Good luck with Actemra and I hope it works for you. It will take some time for Actemra to work. My rheumatologist said it would take about 3 months for the effects to be felt. Perhaps it was the power of suggestion but I tapered by 1 mg per month for the first 3 months. After 3 months I tapered by 1 mg per week. This was starting from a 10 mg dose of prednisone.

This doesn't mean you will be able to taper off prednisone in 3 months. I needed to stop my taper at 3 mg for a period of 6 months because of adrenal insufficiency.

Starting prednisone for autoimmune problems is an easy thing to do. Everyone likes the fast pain relief. Unfortunately, the longer you take prednisone, the more adrenal suppression there is. It takes time for adrenal function to return and that is why people are told to taper off prednisone slowly in the first place.

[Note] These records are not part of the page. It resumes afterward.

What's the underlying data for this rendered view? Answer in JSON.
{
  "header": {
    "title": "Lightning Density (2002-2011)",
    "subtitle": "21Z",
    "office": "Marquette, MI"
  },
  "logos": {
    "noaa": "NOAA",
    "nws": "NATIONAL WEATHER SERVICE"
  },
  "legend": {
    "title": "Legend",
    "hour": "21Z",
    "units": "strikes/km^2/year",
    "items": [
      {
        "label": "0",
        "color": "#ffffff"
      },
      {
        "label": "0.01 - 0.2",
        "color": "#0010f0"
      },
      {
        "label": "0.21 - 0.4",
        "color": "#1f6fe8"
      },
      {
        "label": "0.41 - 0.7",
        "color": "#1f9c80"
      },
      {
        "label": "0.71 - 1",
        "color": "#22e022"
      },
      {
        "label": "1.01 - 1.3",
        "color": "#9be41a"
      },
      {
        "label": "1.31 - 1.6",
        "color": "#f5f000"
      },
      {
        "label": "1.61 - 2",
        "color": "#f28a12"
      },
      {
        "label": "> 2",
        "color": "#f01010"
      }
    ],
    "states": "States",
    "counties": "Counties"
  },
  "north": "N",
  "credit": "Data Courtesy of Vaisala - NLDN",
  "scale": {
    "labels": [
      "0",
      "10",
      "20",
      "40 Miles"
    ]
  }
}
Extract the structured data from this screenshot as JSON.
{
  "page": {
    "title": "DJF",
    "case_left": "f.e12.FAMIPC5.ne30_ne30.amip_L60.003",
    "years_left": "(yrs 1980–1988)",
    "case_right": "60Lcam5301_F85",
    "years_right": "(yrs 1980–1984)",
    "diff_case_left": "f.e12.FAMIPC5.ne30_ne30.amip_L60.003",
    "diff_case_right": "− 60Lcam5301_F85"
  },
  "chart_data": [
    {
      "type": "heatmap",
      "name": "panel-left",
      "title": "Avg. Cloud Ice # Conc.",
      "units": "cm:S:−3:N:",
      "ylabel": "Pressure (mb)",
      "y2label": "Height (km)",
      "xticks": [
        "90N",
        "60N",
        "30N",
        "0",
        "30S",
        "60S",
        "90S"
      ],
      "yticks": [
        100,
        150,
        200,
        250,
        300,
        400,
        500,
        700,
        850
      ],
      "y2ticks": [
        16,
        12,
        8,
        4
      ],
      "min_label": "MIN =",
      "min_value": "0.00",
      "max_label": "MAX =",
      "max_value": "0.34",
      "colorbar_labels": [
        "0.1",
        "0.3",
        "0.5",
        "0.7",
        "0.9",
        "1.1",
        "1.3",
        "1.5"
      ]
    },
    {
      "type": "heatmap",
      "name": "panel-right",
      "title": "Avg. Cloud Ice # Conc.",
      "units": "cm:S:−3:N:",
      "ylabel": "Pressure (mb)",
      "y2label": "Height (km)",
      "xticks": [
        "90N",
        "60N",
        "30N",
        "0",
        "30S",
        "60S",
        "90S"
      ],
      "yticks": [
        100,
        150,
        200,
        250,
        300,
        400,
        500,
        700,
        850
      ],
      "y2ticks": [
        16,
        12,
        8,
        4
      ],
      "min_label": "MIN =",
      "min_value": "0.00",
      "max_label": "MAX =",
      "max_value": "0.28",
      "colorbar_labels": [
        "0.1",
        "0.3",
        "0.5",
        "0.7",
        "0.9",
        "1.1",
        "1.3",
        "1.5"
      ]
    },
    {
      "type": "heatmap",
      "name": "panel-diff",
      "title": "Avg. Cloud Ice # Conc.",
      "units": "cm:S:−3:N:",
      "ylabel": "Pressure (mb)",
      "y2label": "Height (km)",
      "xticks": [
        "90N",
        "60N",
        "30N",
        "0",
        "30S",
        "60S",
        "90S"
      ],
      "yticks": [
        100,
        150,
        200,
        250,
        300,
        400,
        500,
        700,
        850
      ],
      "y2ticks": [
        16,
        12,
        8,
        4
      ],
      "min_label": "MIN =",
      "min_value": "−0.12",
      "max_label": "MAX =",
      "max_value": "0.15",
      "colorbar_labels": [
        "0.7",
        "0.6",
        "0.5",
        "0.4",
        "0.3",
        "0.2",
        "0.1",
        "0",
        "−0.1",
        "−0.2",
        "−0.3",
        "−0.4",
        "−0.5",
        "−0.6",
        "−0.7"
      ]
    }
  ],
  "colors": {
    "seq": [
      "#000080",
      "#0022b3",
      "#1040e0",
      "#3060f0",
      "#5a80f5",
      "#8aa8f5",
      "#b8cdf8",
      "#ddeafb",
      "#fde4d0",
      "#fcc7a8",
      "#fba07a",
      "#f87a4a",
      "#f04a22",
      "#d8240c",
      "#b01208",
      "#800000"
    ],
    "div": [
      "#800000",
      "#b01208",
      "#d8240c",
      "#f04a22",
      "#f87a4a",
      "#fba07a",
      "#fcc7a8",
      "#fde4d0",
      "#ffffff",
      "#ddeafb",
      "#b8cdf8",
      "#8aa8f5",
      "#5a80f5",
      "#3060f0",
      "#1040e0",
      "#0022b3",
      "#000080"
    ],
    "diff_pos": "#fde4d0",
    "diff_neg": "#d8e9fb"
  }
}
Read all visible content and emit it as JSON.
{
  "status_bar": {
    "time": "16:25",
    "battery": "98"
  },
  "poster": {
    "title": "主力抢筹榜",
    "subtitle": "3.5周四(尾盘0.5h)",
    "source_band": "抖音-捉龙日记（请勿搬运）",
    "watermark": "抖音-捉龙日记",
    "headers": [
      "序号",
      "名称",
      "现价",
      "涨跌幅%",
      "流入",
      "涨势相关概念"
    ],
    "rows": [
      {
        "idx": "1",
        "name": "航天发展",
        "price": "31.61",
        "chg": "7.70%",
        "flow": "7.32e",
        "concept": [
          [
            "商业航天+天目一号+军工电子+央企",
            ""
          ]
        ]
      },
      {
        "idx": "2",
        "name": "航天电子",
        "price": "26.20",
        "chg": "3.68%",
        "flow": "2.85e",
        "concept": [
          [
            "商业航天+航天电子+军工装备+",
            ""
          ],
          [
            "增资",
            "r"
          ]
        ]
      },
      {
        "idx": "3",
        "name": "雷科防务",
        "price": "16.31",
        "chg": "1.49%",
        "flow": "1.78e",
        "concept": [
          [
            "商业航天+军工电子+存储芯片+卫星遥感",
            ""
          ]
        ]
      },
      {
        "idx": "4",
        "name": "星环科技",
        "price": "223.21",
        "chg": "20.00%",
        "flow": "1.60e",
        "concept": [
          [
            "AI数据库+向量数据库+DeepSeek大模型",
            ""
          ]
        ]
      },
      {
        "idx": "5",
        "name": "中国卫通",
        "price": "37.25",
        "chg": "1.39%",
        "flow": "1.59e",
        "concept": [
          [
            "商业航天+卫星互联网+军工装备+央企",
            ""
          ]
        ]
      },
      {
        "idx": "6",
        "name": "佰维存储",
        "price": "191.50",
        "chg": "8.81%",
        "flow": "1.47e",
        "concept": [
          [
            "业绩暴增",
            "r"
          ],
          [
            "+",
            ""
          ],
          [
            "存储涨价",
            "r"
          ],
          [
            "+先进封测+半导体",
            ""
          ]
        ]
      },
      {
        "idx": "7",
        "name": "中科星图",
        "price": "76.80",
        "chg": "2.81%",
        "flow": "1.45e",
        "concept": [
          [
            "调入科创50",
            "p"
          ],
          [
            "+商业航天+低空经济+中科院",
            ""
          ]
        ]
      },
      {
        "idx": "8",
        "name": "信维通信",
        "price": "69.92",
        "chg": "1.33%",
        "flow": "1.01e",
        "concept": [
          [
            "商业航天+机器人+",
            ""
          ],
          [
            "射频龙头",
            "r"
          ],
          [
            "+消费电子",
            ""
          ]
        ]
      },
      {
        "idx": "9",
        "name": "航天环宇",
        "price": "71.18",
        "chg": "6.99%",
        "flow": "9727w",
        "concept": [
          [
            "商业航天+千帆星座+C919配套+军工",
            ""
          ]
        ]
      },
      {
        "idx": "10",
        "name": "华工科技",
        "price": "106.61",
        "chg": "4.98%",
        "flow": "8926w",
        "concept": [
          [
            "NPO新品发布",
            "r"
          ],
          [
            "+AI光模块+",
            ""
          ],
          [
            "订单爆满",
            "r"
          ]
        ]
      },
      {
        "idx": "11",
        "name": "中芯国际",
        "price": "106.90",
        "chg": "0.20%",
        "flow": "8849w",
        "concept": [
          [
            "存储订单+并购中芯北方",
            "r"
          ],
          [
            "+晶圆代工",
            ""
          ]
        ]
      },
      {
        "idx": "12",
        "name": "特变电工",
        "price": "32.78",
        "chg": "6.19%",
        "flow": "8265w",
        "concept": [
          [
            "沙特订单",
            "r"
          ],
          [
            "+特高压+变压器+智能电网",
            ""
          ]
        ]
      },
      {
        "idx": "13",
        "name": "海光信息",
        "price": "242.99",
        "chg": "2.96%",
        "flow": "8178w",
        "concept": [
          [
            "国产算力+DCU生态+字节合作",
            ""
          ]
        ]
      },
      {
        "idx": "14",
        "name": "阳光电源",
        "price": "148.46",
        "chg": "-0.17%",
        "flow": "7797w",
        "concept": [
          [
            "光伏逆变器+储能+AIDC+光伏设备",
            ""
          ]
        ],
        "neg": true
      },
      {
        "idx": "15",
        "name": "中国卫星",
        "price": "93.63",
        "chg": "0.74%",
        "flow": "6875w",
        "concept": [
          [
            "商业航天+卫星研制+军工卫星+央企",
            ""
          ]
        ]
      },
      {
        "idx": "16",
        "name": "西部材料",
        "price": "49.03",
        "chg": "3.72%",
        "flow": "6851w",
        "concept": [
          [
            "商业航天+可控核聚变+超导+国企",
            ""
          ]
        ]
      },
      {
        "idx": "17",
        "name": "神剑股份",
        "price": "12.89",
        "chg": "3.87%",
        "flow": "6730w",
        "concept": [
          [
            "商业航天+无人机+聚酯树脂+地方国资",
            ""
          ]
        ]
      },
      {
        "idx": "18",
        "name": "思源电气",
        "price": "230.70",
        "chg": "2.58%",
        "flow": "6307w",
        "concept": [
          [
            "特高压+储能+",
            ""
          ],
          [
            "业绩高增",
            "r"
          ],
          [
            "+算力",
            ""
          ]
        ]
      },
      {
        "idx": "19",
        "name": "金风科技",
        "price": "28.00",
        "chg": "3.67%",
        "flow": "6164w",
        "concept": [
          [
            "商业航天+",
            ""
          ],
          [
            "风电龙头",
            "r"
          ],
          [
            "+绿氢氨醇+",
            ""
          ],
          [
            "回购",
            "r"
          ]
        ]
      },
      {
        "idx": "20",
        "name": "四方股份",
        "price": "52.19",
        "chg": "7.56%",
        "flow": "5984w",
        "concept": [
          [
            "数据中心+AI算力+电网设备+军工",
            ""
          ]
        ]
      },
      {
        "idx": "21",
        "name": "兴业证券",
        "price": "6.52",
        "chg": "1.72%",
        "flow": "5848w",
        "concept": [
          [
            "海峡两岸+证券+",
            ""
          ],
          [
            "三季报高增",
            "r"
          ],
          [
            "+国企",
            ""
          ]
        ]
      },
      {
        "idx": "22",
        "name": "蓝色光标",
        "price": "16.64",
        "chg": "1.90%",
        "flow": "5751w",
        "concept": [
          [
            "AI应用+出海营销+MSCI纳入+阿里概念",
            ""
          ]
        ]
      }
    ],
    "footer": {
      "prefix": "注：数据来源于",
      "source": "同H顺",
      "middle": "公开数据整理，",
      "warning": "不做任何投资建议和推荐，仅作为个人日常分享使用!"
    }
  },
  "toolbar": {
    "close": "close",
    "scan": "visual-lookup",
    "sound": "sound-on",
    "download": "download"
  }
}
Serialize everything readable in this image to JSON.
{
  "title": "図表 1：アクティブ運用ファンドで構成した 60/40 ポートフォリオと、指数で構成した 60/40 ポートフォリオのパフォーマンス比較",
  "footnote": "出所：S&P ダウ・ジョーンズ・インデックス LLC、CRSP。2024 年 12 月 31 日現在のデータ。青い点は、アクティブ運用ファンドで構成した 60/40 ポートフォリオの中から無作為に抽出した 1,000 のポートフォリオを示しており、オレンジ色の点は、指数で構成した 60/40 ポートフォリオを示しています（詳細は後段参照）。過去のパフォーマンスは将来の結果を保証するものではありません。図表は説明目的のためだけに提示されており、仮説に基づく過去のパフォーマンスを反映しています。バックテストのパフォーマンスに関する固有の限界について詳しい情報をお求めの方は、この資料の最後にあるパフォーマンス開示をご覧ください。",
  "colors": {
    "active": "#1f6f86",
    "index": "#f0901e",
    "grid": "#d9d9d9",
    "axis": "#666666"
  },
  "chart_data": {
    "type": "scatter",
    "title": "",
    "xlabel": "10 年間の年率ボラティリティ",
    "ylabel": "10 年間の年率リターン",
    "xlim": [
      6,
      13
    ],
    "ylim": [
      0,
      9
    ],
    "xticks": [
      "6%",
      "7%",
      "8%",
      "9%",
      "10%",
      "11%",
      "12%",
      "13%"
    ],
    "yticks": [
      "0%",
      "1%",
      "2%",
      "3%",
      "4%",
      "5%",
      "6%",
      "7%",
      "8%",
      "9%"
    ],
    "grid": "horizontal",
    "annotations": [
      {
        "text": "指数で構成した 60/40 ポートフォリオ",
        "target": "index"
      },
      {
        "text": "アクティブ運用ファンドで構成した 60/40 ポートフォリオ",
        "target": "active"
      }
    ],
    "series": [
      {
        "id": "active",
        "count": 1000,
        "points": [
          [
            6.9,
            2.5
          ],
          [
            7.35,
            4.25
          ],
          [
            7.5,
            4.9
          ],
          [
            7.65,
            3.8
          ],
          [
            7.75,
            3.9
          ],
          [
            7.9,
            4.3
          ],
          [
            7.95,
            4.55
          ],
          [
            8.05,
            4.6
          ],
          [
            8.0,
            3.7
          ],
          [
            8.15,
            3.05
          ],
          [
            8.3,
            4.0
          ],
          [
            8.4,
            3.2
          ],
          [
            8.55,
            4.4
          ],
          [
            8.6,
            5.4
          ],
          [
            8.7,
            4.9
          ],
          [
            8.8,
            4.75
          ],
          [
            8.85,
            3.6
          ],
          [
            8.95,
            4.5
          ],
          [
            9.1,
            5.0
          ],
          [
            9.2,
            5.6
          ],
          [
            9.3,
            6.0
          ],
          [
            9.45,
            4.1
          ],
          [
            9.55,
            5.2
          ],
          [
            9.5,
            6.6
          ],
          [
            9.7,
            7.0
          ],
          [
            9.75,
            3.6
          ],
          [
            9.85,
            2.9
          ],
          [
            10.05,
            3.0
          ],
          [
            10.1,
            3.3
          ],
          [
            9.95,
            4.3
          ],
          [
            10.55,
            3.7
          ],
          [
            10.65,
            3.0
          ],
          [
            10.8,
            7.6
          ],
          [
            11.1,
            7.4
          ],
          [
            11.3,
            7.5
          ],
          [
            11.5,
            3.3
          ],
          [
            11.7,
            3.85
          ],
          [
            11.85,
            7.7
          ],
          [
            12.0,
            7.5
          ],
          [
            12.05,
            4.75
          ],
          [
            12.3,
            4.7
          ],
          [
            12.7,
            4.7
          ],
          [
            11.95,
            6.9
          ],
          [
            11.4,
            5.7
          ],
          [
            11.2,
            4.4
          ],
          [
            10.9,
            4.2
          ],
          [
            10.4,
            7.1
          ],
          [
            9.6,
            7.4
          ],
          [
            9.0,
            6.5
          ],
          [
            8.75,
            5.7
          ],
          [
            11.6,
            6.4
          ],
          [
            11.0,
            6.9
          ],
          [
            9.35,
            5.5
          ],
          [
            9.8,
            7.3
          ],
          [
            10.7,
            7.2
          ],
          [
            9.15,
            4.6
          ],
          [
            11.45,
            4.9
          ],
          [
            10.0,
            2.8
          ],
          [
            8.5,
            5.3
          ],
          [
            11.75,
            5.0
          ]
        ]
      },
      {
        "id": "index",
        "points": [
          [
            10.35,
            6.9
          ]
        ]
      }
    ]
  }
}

Sometimes the symptoms of secondary adrenal insufficiency and a low cortisol level can mimic PMR symptoms. This becomes more and more apparent when you get to lower doses of prednisone.
https://thesolutioniv.com/blog/low-cortisol-levels-causes-effects/
Cortisol is the substance that "regulates" inflammation. I think when a person's cortisol level gets low, they may feel inflammatory "flares" which may or may not be PMR/GCA related.

If Actemra allows you to get to something less than 5 mg of prednisone, that will be low enough to give your adrenals the chance to begin the recovery process. Actemra doesn't have the adrenal suppression effects that prednisone does. In general, that is the purpose of all "steroid sparing" medications.

Jump to this post

The doctor has given me a 6 month tapering schedule with the weekly injections of Actemra.

I am at 60 mg/day of Prednisone now, so the tapering starts fast at first, but is very slow once I reach 10 mg, where in theory, if there are no relapses, I will be in 2 months.

We'll see if that happens, I realize a 10 mg dosage 2 months from now, down form 60 mg now, sounds crazily fast.

I'm pretty sure my adrenal glands completely shut off after about 1 month of 20 mg/day of Prednisone dosage. This is based on the way my inflammation markers actually ROSE during the period, as the adrenals slowly shut down when they sensed adequate cortisol was in my system, due to the Prednisone I was ingesting. My total cortisol levels slowly dropped as they slowly shut down and my inflammation went up. The Prednisone then had to be increased to contain the inflammation.

The NEJM trials of Actemra against GCA- see attached graph - used a 6 month taper with an 80% success rate for those taking weekly injections of Actemra.
https://www.nejm.org/doi/full/10.1056/nejmoa1613849

Maybe I'll be one of the lucky ones, but I'm aware I may not be, and there are dangers to underdosing.

REPLY

That is a very good observation about what happened to you when you were only taking 20 mg of perednisone per day. It takes a few weeks for your adrenals to shut down so the prednisone you ingest initially has an additive effect to the cortisol that your adrenals produce.

The additive effect doesn't last very long as your body tries to decrease the total amount of circulating cortisol. Your body can't really control how much prednisone you are ingesting. About all your body can do is shut down how much cortisol the adrenals produce.